At least behind closed doors, a consensus is emerging in Washington that America will leave Iraq in 2006. Whether the White House will accept that consensus or resist it is yet to be seen, but the result will be the same either way. At this point, the Bush administration has about as much credibility on Capitol Hill as Napoleon had in Paris after Waterloo. On the House side particularly, where every seat is up next November, the watchword is sauve qui peut. As Dr. Johnson said, being about to be hanged concentrates the mind wonderfully.
A Rumsfeld OSD that assumed the war would be easy may also assume a withdrawal will be easy. History offers a note of caution. In war, getting in is often simpler and safer than getting out. Martin van Creveld recently warned that America’s withdrawal from Iraq could prove messy, for Americans as well as Iraqis. Xenophon’s Anabasis might serve as a useful if not entirely encouraging preview. The 10,000 did make it back to Greece, most of them anyway, but few enjoyed the journey.
What scenarios should our planners and policy-makers consider? As the best case, logic suggests that Iraq’s December elections might be seen by Iraq’s “key man,” Shiite Ayatollah Sistani, as the turning point. A new, Shiite-dominated government will probably be elected to a four-year term. What better move for him than to issue a fatwa saying that it’s time for the Americans to leave? His Shiites are getting restive at the American presence, he has to compete for his leadership role with firebrand Muqtada al-Sadr, and as the man who kicked the foreign occupiers out, he could reach across Iraq’s central divide to offer a deal to the Sunnis, perhaps restoring a real Iraqi state. In the face of a Sistani fatwa, Iraq’s government would almost certainly have to ask the American troops to leave.

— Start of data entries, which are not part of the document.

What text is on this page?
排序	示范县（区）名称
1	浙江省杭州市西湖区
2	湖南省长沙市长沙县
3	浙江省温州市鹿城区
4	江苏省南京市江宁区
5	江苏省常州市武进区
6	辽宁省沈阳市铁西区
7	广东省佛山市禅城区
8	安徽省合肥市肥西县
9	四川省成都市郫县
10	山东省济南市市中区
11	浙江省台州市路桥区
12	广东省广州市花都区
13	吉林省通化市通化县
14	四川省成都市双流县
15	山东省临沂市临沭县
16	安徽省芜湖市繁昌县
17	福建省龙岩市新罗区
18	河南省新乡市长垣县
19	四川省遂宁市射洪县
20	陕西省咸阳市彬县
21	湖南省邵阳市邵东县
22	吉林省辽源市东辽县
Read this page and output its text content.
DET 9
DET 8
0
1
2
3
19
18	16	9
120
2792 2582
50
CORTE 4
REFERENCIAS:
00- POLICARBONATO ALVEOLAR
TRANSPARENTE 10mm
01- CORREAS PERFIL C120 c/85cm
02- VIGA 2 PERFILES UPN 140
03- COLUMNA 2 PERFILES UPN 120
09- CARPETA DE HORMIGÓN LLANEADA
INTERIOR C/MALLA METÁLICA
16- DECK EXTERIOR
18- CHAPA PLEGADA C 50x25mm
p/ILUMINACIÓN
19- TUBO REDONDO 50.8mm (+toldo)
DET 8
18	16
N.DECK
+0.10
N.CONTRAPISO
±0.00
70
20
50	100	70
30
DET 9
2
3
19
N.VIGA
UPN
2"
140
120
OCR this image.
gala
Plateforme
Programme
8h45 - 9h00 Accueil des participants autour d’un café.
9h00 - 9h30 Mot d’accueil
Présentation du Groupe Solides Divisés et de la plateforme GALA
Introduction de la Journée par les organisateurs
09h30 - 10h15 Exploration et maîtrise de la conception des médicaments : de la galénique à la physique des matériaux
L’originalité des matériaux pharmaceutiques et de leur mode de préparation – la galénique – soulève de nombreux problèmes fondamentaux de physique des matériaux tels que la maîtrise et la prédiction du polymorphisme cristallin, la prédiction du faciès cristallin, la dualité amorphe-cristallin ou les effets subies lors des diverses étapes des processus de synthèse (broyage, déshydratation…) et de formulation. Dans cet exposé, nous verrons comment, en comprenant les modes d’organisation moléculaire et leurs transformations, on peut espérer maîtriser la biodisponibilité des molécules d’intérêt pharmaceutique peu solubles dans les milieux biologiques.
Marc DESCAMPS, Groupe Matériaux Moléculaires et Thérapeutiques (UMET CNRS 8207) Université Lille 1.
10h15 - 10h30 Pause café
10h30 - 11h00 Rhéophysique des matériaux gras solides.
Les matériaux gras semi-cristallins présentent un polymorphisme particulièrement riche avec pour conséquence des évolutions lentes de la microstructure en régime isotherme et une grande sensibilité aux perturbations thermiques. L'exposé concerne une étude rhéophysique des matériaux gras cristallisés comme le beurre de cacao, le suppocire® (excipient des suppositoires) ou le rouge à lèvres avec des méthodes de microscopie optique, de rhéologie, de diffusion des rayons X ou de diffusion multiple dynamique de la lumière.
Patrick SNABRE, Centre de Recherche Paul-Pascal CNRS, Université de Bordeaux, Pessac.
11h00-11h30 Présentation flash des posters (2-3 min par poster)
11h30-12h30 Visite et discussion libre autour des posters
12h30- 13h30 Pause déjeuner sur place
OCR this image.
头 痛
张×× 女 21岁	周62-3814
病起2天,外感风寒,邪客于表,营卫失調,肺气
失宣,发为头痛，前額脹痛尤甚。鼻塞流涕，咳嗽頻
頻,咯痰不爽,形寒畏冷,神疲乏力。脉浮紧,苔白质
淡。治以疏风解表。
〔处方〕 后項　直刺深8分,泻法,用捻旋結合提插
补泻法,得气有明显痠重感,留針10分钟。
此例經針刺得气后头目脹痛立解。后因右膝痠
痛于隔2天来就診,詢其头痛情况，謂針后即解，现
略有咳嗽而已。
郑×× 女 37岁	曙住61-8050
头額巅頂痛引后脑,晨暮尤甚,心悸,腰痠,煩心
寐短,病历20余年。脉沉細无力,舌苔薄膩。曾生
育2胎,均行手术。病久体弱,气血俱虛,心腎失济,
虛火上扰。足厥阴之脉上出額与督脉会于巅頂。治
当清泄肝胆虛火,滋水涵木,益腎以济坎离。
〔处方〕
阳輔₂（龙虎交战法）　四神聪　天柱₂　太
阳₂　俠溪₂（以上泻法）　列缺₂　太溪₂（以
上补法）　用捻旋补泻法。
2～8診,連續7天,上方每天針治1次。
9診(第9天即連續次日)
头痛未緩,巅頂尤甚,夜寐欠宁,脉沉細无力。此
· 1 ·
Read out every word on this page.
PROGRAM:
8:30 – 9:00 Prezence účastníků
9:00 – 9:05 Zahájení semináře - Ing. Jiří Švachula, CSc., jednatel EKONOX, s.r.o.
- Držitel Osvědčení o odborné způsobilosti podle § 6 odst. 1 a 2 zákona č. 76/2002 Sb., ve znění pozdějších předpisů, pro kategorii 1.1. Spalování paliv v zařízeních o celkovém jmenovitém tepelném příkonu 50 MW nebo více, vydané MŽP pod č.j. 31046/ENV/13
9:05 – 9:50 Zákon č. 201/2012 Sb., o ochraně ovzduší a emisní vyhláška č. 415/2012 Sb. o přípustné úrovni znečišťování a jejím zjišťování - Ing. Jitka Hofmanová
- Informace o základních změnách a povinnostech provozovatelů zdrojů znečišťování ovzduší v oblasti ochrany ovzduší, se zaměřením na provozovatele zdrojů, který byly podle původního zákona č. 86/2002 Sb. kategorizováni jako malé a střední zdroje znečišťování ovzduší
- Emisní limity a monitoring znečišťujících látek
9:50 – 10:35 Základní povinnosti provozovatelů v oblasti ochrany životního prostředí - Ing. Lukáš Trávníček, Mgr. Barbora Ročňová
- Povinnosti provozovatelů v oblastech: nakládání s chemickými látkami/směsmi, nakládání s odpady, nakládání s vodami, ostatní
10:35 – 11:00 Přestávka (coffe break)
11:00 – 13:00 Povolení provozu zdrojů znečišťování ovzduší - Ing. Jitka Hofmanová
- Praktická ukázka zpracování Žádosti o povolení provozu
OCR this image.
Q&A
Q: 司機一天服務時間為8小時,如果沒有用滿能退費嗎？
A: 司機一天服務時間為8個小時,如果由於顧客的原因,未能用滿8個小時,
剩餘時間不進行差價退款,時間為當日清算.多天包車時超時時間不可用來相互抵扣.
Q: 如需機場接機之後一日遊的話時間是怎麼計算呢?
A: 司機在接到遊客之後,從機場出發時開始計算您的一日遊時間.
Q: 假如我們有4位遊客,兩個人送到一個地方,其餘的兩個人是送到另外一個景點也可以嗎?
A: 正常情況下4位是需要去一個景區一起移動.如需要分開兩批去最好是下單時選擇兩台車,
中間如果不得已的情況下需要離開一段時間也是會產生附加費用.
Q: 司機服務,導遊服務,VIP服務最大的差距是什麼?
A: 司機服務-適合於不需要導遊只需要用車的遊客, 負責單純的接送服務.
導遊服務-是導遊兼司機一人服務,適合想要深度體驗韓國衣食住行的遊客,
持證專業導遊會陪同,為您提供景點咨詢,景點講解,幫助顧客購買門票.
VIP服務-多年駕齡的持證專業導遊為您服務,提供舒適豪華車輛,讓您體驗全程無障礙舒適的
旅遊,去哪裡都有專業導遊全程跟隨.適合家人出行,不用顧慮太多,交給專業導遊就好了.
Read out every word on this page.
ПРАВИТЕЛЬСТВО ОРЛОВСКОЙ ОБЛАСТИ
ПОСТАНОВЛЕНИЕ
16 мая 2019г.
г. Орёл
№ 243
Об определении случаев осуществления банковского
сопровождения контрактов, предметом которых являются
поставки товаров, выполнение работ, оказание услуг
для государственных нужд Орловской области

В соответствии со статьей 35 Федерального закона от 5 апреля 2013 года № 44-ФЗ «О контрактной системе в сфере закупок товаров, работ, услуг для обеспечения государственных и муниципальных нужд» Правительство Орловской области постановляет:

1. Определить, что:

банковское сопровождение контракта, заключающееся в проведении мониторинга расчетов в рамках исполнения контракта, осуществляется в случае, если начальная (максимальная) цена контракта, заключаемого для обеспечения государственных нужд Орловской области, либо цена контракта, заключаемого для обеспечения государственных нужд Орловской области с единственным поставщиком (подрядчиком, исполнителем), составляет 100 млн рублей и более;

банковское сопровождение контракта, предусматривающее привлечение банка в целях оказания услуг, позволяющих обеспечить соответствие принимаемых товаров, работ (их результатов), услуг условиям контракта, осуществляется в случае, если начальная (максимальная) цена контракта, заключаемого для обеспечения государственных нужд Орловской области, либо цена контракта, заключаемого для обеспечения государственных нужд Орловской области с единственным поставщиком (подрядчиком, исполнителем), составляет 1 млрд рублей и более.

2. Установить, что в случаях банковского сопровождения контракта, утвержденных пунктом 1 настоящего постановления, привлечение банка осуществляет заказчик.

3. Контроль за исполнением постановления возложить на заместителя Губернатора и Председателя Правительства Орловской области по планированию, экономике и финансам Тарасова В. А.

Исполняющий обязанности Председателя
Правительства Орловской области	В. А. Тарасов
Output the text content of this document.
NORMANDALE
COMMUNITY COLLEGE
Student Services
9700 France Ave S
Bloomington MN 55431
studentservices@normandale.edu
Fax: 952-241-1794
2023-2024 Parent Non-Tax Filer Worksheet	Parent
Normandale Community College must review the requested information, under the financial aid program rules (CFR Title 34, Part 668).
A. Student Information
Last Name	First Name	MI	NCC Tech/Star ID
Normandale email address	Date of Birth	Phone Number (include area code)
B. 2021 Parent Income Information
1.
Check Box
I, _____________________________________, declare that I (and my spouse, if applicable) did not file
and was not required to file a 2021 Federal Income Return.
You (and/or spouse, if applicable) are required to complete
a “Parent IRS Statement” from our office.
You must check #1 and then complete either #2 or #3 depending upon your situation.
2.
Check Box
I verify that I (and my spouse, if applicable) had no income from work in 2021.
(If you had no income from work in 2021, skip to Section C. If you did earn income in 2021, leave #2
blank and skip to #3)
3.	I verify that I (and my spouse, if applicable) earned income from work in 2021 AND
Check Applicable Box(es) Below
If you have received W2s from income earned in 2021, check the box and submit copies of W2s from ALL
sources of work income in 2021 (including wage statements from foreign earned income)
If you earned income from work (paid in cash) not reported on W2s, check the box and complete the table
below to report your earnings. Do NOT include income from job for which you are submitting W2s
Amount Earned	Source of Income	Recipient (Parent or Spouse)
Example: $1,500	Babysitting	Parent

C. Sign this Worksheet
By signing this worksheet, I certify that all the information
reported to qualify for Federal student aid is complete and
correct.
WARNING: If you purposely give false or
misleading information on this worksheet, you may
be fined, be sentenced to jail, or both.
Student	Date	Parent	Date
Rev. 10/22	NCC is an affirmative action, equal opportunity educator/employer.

Our response should be, “Hallelujah!” This would give us the golden bridge we need, a way out where we could claim with at least some credibility that we were not beaten. It would also probably mean a relatively safe and orderly exit. The Bush administration has said we would leave if the Iraqis asked us to, and the new U.N. resolution under which our presence in Iraq is authorized requires us to do so. If the White House resisted, it would get trampled into the dirt on Capitol Hill by elephants and donkeys alike.
As the worst case, we should envision what might happen if Israel or the U.S. or both attack Iran. Israel has recently indicated that unless international efforts to secure Iran’s nuclear program succeed, an Israeli military action is likely sometime next year. Iran has said publicly that it will regard an Israeli attack as an attack by America also. If Iran’s influence in Shiite southern Iraq is as great as reports suggest it is, the obvious Iranian response would be to blow up the magazine by attacking the American lines of supply–and withdrawal–that come up from Kuwait. Add a Shiite insurgency to that of the Sunnis, and an American withdrawal could start to look like Napoleon’s retreat from Moscow, with sand substituting for snow.
There are of course a wide range of possibilities between these two extremes. An American withdrawal might lead to a truce with nationalist elements of the Iraqi resistance; they would have succeeded in their objective and would have no need to continue fighting us. Jihadi elements, however, might redouble their efforts, both to humiliate the Americans and to prevent the emergence of a real Iraqi state. In Shiite country, a lot of young men might think it’s now or never if they want a piece of the glory of having fought the world’s greatest superpower. Muqtada al-Sadr might turn his Mahdi Army loose on us again, as part of his bid for power in a post-American Iraq.
The question of how we withdraw from Iraq should be at the top of the Grossgeneralstab’s planning tasks. If the same kinds of optimistic assumptions that guided our invasion of Iraq also shape our plans for withdrawal, we could find ourselves in what one old Pentagon planner used to call “a fine kettle of fish.”
WILLIAM S. LIND, expressing his own personal opinion, is Director for the Center for Cultural Conservatism for the Free Congress Foundation.